Why didn’t I just go home? I couldn’t go back and admit defeat. It was hard enough without losing another part of myself. So I stuck with it.
Fast forward to the clinic.
We arrived early in the morning to the clinic. I wished for protestors so that maybe we would have to turn around and go back. My boyfriend just dropped me off. The appointment was going to take a good five hours so he left.
The whole process left me feeling like cattle being herded and led to the slaughter.
There were so many women I would say 50+ and they brought us into different rooms. There was the waiting room, ultrasound room where they looked at my child. I wondered if it was a boy or a girl. Back to a waiting room, off to the blood work room, I had a big fear of needles and this was my first experience with blood being drawn. The lady yelled at me to grow up…the exact words evade me…but that is the gist of what I heard. On to another room where we could change into our “comfortable clothes”. In this room they handed out small white little cups with two pills. One pill to relax us and one pill to start some sort of contractions. In any of these rooms hardly none of the women spoke. A couple of “veterans” talked a little about how this was their second or third, but mostly it was silent except for the sucking vacuum sound down the hallway.

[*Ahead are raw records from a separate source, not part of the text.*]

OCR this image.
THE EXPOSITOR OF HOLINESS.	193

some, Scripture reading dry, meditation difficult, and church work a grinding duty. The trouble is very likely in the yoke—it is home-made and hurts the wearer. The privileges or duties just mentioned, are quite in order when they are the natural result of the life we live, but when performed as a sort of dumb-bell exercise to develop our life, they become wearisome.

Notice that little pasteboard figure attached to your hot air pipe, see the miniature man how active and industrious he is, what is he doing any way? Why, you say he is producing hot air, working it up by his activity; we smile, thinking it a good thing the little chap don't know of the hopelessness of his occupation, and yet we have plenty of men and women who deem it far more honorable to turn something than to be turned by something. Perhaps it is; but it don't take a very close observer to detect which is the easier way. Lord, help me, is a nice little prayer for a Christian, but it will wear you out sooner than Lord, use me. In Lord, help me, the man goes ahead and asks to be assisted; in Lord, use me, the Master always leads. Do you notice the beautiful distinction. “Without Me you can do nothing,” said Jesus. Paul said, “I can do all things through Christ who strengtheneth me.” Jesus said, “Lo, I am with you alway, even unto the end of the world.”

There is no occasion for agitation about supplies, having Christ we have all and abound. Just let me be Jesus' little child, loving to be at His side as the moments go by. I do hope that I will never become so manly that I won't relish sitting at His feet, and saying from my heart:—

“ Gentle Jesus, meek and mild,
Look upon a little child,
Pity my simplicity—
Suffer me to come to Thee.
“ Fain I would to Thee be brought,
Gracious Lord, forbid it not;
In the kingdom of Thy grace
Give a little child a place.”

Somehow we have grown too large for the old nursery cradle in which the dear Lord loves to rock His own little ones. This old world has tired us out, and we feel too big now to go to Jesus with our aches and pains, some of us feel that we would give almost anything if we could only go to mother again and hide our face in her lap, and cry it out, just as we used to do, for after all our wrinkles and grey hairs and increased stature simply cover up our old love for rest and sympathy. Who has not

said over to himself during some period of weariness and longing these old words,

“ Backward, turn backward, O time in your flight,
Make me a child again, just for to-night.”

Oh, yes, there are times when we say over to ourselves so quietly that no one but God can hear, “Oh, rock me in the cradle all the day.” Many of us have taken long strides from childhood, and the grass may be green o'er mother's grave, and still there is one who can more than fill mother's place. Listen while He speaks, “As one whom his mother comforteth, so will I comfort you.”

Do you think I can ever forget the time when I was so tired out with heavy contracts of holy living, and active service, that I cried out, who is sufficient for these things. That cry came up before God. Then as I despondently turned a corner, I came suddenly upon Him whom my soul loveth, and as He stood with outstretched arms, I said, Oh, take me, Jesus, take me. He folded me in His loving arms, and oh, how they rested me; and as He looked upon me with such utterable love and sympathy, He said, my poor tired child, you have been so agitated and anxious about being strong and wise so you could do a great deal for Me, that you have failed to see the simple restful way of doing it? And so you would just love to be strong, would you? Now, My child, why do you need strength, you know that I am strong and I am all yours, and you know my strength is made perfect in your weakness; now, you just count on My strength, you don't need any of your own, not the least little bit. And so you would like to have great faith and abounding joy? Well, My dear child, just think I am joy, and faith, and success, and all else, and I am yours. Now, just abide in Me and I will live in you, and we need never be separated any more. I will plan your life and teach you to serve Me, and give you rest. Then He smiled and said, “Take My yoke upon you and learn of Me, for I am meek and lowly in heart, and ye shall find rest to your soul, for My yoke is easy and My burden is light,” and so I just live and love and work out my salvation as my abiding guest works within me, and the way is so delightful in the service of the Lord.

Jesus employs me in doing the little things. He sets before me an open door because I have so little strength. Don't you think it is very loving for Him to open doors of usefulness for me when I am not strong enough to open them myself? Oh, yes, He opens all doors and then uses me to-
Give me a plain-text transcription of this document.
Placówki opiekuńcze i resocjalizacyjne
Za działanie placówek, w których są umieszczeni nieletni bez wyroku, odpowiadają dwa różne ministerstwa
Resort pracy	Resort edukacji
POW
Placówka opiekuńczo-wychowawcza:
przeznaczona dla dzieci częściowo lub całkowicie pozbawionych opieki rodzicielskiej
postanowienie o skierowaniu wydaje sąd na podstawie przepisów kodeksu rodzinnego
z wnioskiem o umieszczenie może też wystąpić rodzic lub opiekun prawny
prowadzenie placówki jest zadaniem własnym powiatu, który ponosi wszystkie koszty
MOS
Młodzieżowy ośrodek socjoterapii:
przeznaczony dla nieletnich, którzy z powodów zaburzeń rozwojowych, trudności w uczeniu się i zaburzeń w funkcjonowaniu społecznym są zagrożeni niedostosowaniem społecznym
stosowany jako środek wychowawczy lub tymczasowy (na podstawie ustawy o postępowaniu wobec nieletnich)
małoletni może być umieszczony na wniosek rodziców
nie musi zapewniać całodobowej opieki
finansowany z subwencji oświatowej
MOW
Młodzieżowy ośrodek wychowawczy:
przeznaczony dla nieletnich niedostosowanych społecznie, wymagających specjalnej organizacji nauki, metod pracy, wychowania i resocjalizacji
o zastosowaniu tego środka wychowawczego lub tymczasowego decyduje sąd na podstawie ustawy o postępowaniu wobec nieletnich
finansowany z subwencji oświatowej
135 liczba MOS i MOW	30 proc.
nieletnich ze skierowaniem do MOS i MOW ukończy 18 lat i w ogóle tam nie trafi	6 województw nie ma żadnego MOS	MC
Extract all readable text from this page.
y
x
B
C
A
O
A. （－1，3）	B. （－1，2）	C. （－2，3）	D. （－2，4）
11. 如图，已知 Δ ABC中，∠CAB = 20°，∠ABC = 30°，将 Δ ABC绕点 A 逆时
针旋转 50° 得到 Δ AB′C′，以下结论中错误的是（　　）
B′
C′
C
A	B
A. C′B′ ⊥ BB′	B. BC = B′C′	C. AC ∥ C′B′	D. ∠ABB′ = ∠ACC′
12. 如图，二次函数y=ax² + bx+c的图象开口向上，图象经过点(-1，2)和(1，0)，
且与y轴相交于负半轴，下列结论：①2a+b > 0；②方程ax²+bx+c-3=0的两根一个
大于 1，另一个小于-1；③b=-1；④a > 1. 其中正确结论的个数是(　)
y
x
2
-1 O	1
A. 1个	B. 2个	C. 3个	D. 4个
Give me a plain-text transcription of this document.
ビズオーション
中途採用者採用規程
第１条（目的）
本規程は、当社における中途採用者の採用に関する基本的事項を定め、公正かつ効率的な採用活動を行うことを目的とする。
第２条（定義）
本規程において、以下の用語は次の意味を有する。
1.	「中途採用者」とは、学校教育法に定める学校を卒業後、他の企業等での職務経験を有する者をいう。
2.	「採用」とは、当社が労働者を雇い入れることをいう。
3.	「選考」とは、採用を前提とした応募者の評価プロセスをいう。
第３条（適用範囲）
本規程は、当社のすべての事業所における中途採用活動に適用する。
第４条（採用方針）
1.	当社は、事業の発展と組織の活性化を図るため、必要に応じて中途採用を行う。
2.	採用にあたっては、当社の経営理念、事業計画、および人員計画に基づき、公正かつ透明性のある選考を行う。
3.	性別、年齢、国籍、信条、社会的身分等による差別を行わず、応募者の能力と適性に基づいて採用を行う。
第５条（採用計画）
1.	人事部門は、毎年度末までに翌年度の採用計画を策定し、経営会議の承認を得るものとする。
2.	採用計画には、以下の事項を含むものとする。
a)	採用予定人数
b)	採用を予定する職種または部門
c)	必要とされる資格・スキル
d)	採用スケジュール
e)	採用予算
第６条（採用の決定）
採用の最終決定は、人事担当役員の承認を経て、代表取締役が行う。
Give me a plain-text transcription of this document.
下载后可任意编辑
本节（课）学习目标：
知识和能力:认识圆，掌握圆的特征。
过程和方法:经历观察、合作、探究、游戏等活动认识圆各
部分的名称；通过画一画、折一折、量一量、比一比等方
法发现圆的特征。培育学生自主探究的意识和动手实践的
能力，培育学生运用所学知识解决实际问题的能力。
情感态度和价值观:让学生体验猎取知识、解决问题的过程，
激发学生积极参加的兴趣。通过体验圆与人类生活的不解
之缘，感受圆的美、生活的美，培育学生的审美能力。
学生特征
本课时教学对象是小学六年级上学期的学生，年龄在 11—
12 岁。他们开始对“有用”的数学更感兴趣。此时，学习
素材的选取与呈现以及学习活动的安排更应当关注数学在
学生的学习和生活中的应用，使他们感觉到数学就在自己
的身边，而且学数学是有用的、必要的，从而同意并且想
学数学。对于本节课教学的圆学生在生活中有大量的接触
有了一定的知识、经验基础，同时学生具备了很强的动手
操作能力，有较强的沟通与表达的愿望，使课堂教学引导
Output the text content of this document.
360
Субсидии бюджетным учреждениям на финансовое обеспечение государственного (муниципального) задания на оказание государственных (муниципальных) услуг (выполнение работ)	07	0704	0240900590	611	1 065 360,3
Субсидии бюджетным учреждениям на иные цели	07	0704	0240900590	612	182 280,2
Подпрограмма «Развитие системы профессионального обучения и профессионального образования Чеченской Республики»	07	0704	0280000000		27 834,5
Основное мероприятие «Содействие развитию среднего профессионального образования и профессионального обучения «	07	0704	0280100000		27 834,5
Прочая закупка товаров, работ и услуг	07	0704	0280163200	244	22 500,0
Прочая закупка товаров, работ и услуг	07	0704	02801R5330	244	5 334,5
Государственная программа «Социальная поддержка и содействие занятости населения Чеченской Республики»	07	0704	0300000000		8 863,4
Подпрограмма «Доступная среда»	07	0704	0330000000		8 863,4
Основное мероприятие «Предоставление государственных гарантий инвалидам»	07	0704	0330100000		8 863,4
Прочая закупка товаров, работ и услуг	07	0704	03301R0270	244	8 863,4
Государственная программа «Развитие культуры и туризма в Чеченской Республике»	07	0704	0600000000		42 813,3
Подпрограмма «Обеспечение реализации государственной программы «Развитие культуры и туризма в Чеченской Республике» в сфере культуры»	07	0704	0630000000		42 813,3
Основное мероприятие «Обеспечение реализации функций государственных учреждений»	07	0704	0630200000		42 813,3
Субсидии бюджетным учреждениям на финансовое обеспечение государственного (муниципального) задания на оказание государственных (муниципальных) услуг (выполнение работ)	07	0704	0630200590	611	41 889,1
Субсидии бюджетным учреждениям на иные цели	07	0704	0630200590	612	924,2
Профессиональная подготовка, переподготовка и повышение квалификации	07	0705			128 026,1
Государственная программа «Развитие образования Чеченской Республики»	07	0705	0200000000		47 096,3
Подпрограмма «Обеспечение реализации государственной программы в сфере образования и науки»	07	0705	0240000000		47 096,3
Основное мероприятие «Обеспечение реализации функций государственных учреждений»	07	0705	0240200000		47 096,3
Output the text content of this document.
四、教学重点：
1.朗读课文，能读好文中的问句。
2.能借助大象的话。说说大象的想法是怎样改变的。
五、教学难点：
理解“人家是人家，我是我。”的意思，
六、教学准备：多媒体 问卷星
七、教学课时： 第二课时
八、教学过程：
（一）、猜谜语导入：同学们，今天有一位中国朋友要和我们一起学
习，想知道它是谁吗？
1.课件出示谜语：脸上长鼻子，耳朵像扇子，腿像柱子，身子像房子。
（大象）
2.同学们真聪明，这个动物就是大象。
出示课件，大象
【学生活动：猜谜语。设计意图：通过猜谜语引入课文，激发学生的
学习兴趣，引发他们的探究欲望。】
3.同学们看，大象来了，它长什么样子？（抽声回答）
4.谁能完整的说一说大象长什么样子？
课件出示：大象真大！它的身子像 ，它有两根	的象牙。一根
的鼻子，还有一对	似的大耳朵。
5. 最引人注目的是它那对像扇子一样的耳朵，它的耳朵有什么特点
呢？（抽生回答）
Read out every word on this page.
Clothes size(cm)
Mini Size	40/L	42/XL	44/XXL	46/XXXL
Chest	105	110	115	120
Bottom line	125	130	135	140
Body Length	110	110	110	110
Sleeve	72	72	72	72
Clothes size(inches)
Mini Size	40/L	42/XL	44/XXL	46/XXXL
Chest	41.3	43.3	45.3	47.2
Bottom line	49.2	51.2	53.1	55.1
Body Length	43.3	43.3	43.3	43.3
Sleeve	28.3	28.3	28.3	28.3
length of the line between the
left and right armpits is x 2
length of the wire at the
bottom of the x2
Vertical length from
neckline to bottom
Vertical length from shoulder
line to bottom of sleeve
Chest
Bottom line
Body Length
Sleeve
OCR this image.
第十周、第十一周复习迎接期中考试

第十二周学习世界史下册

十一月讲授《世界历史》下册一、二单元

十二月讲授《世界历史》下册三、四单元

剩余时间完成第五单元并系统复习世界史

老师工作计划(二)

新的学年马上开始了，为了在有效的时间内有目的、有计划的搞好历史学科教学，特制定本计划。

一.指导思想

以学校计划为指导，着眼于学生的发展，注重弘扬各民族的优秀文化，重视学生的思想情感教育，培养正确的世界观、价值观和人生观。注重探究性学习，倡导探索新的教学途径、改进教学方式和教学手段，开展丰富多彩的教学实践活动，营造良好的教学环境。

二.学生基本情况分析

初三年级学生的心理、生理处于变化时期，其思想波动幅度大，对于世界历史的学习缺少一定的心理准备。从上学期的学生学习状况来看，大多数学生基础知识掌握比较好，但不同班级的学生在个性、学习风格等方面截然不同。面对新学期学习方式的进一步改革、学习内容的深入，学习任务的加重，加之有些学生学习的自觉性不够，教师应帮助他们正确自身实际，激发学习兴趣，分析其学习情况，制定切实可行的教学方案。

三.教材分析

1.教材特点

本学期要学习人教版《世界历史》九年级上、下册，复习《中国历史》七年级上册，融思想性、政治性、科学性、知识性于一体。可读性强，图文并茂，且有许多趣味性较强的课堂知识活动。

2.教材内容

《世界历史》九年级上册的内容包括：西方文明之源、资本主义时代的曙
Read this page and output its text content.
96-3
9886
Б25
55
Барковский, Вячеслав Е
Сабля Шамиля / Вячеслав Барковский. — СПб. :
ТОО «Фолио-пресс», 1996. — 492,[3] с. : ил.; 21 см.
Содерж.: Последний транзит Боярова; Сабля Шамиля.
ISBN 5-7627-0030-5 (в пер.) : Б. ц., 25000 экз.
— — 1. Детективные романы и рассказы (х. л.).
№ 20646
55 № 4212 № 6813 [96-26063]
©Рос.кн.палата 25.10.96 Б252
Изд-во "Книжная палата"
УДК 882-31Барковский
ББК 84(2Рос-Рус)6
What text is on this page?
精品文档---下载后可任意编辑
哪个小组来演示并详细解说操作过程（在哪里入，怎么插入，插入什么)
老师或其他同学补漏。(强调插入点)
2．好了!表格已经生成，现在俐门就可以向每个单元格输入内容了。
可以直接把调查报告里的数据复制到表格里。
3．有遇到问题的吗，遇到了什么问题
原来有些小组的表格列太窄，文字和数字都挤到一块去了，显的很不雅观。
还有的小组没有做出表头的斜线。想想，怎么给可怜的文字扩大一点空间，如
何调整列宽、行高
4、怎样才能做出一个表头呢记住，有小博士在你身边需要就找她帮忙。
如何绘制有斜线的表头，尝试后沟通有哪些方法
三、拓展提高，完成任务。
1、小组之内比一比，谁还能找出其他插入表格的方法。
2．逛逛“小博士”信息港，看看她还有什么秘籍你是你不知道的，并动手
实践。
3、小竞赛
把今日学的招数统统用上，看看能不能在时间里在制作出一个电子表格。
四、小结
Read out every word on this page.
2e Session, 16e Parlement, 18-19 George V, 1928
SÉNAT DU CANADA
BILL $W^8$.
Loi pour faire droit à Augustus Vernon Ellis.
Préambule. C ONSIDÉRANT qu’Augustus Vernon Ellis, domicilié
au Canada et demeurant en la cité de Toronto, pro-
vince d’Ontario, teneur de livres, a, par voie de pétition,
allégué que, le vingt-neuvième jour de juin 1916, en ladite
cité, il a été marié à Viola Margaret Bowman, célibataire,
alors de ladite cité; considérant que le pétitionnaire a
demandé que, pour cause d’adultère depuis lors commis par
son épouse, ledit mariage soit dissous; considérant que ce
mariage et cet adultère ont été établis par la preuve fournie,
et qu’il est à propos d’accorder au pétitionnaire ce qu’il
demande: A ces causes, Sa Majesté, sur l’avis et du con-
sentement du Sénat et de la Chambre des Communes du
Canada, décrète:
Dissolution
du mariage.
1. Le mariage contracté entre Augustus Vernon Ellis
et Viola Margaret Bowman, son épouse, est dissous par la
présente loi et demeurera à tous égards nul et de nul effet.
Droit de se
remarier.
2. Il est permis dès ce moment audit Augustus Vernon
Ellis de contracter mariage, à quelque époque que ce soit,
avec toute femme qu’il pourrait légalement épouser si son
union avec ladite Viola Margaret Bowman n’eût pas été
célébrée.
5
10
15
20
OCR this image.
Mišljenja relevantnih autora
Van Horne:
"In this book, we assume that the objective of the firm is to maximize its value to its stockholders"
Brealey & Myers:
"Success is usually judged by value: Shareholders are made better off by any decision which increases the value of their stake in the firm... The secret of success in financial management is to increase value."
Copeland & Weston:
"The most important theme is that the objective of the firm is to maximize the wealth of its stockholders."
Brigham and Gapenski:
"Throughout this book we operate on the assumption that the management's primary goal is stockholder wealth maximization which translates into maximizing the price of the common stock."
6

Then we were called to travel down the hallway into the room where the abortion would be performed. The actual room I can only see in flashes, I think there were two stations to perform abortions. We were told to get on the table and put our feet in the stirrups only a thin piece of paper separated my flesh from the cold steel table. I see the nurse comforting me telling me its going to be alright. But it was never alright.
Our last room was the recovery room that was lined with cots. We were told to drink some pop and eat a cookie and make sure we could keep it all down. They pushed really hard for you to get out of this room. I don’t remember too much of the pain or what I was feeling then. When I left, I walked off the steps of the clinic and lost my composure. I can only describe it as a forceful welling of emotions that spilled over into tears and then anger followed along with my vow to never have children.
I always tell people that this was not the end of my story. It was only the beginning. After this followed years of abuse, rape, suicidal thoughts, self hatred. I was a walking time bomb. But then came faith, hope, and love.
Abortion no longer defines me and who I am, but Christ who lives in me. I share my story because every time I do, it loses it’s power.